I decided to quit holding out garden box space for subsequent plantings because I’m going to dig some new beds in the other garden with or without the tractor. So this morning I filled it up with winter squash, including pumpkins and acorns, and summer squash, including little round zucchinis and yellow squash, crook and straight neck.
With intensive gardening you can interplant long-maturing plants like squash (one gourd I planted today is 140 days) with quick-growing things, like beans, which are especially good because they add nitrogen to the soil. So I put in furrows inbetween the wide spaces you need for squash hills to put beans which will come out well before the squash takes over the space.
Ben did a test day at Capital Hill Academy downtown today and it went well, we are going to do a two-week test in the fall to see how it goes, but it looks good. Sophie will go there after she does 1st grade in grandma’s class at Orchard Elementary. It is a non-profit school that was started by a teacher who taught at Challenger and still teaches Latin at Rowland Hall (swank SLC private schools). She also homeschooled her own children.
It began as her helping out some families who had kids either in public school and not doing well or the parents we’re happy, or homeschooling with the same problem, and she just sat down with them and did the hard-core basics with a classical bent (e.g., after phonics, grade school kids start Latin). Its K-8. It’s grown to three classrooms (K, 1-3, 4-8), and the director teaches the older kids.

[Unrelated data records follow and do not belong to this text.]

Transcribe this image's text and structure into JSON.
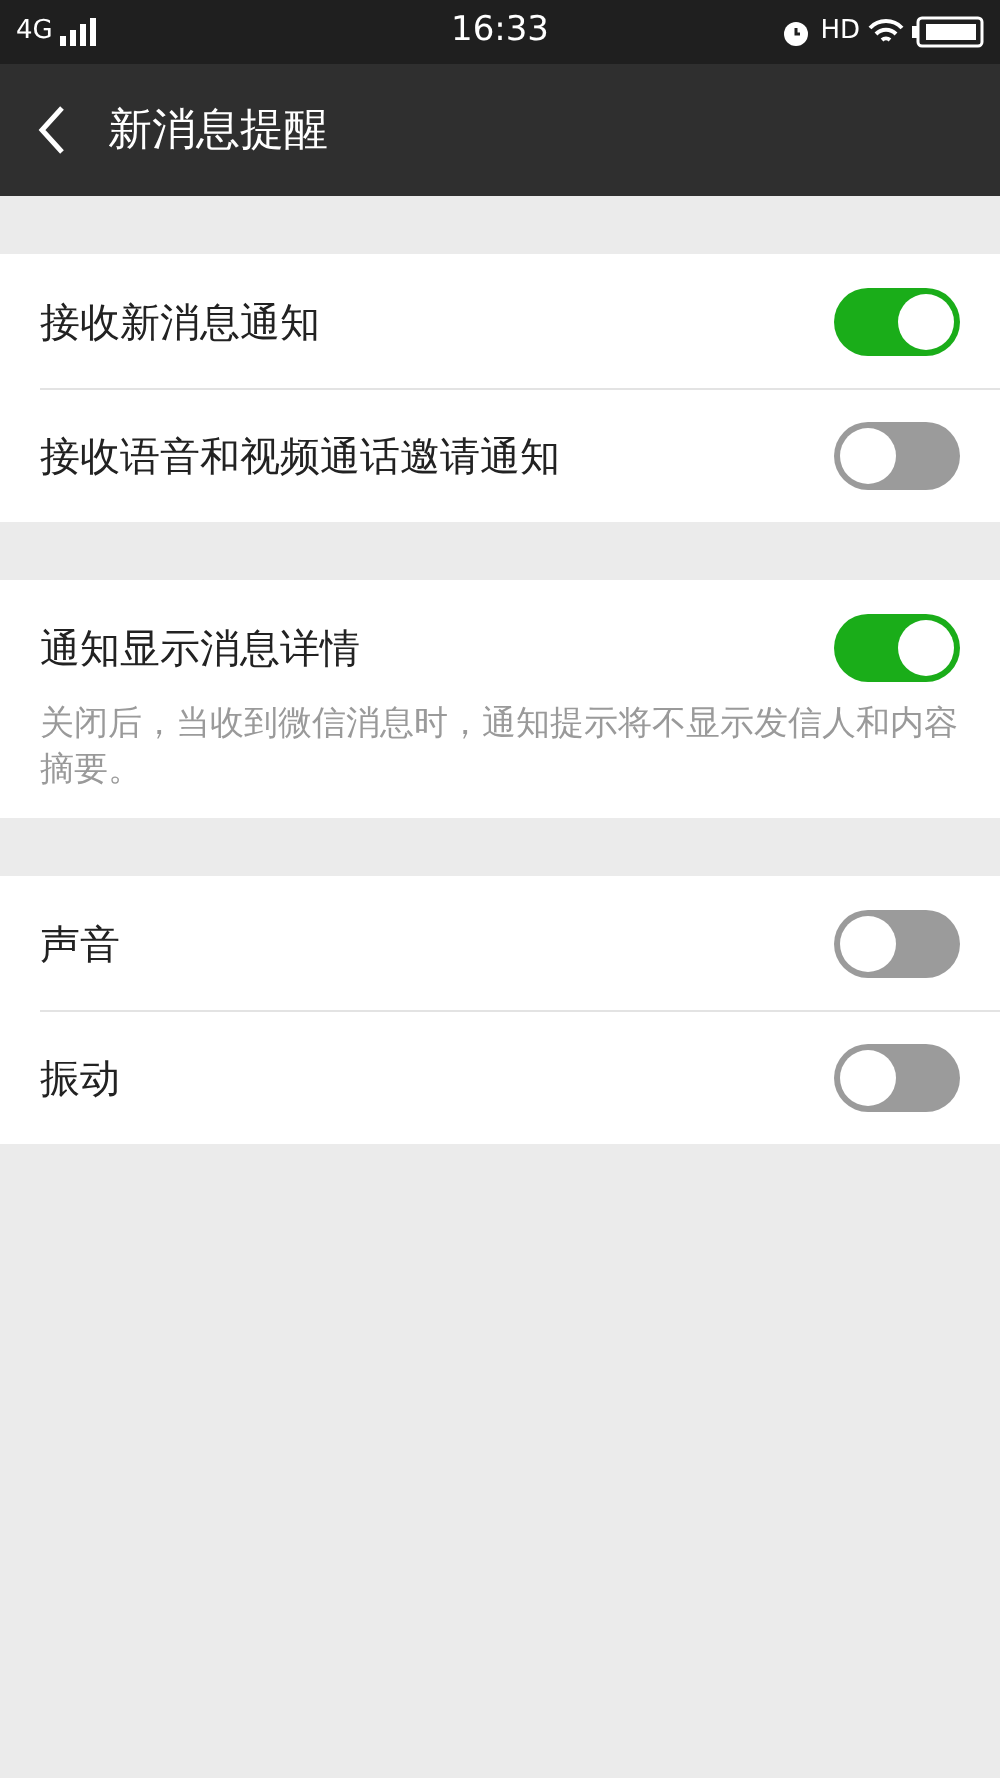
{
  "status_bar": {
    "network": "4G",
    "time": "16:33",
    "hd": "HD"
  },
  "header": {
    "title": "新消息提醒"
  },
  "groups": [
    {
      "items": [
        {
          "label": "接收新消息通知",
          "on": true
        },
        {
          "label": "接收语音和视频通话邀请通知",
          "on": false
        }
      ]
    },
    {
      "items": [
        {
          "label": "通知显示消息详情",
          "on": true
        }
      ],
      "note": "关闭后，当收到微信消息时，通知提示将不显示发信人和内容摘要。"
    },
    {
      "items": [
        {
          "label": "声音",
          "on": false
        },
        {
          "label": "振动",
          "on": false
        }
      ]
    }
  ]
}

It is small, and serves a very clear niche, but my cousin, who sends her three youngest daughters there (recovering homeschooler) is thrilled with the results, because basically it is set up just like we all intended to homeschool in the first place. It only goes from 8-12, there is no wind-up or wind-down for the day or for the school year. It is intense math, intense reading/phonics/spelling and writing. They do cover science, history and geography but the intent is that the parent will do read-aloud in the afternoon on these subjects as well. There is prayer and the pledge–no messing around, old school. They train the kids treat each other very well, which is very big for me.
I know not to get to excited about anything, but it looks like exactly what I was hoping for, and I have my cousin’s testimonial, and we have much in common when it comes to strong educational opinions.
So, yes, the chickens came today. We’re still working on the coop (“we” of course is David), so for a week or two they are behind the shed during the day, and in the shed during the night. I’ll leave off talking and show you some of the pictures I’ve been promising, in a very random order.
Here are some tomato plants my Aunt brought me and I had to get them in the ground before they withered. They look pathetic, and I hope this becomes a “before” picture. The strange wet marks are from a soaker hose system I’m trying out with stuff I’ve found around the property.
Chickens! The big ones are fryers, the little ones are layers. They are about 5 weeks old. Fryers are harvested between 8-12 weeks. Layers lay best in their first 3 years, and new pullets (<1yr> hens) should be added in each year and non-producing hens culled.
These birds have been living mainly in a garage for their whole lives, and never have been out of their little kiddie pool. They were in heaven, eating bugs, bugs, bugs as fast as they could get them down (with some greens, too, they eat greens!) They ignored the feed grain I gave them for quite some time to scratch in the dirt and peck at the tasty, gooey bugs.
Loving life on the farm! I have SUCH a farmer tan.